Style Guides and Design Systems. Aligning designers for enterprise design
This is a chapter of the evolution of the design team at CEMEX to serve the entire company and create digital products for both employees and customers by adhering to the user experience process.
A design office is of course constituted by designers mostly, in our case, there are at least 10 specializing in diverse branches such as User Experience, Visual Design, Interaction Design and UX Development. It's a mix of very creative people who got ideas of their own, preferences, taste and diverse backgrounds. This of course makes them unique at solving problems through design, which can represent a challenge when everybody needs to be on the same page for the sake of efficiency.
Efficiency essentially translates to saving time, and thus saving money . Solving problems through design, not only has to adhere to those concepts but also has to do it in an elegant way.
This is why it is a very good idea to create a set of rules and boundaries for everybody to work around and achieve the goals of the organization with that efficiency in mind.

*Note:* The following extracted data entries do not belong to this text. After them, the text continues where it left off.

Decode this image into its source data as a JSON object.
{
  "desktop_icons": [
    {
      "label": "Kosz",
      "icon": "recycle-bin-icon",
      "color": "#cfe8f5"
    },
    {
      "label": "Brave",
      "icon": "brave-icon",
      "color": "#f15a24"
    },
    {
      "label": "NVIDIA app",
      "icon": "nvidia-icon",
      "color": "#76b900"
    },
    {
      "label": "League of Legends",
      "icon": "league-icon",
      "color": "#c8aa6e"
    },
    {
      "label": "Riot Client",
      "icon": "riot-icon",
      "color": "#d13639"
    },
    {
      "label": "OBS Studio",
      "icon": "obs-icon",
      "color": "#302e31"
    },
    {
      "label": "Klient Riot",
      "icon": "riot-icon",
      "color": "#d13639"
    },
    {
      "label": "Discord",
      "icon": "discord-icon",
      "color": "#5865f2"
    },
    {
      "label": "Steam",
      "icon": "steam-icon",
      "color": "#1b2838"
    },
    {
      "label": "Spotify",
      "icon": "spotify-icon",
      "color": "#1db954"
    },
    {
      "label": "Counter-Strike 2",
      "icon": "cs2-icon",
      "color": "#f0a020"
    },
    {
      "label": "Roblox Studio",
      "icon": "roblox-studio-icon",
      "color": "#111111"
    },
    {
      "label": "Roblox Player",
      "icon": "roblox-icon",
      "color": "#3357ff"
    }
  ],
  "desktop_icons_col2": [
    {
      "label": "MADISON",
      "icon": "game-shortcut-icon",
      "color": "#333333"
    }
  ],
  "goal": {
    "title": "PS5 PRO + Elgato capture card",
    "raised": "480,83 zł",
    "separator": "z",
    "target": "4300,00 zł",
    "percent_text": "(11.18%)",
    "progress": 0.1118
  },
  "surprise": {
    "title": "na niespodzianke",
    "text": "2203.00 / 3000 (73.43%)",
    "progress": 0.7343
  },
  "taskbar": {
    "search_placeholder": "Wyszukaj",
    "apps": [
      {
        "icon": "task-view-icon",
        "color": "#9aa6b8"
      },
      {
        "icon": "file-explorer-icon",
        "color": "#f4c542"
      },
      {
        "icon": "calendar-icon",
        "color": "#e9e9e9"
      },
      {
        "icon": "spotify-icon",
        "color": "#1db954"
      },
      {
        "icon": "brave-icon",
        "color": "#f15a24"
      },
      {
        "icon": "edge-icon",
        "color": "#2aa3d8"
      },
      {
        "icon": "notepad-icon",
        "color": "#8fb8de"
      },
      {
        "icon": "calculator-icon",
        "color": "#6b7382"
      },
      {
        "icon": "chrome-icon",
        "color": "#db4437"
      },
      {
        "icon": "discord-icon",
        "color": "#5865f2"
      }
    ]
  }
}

It is not a secret that defining a standards manual is the pillar of that orchestration.
Most designers think of this standards manual as this bible like book. This of course is a romantic vision of it, as nowadays the delivery medium has drastically changed. If it’s true that the end goal for distributing design languages and frameworks is the web, most likely your first steps will also be an editorial effort with a PDF deliverable.
You can distribute this one in printed and digital fashion.
This is how we started our contract at CEMEX, and within this manual you could find all of the guidelines needed to create a visual software representation. There you can find things such as design principles, brand treatment, colors, units and measurements, content guidelines, recommendations on how to address the user, typography, iconography, and more details things like visual components and interaction patterns.
Of course, as most of the things we work on the design team are software applications, a static rendering of many things is not enough for the consumers of our deliverables to completely understand.
A PDF file does not do a good job at transmitting information such as motion, interactive patterns and all of the behaviors of elements in different stages. This is of course where the web comes handy, as it is a medium with massive availability and grants us all of the necessary characteristics to deliver all of this information.
The web allows your consumers to find information easily without having to browse big documents. It also has the advantage of showing interaction patterns accurately. This may be by showing the actual software component or at least an animated representation of it. There’s also the advantage of being able to distribute materials that can help other parties to make their work easier, such as resources and all of the necessary assets to start building something.
Remember that the essential task of a Design Language System for software applications is to correctly represent the designers intent so that other teams responsible in the execution of the products can obtain the complete message.
At the design team within CEMEX we sow a service oriented culture not only for our end users, but also for all of those that are involved with us in the creation of software products. This is why, being extra clear in our communication effort is so important for achieving our goals within the organization. The better we do it, the better for the entire company it is.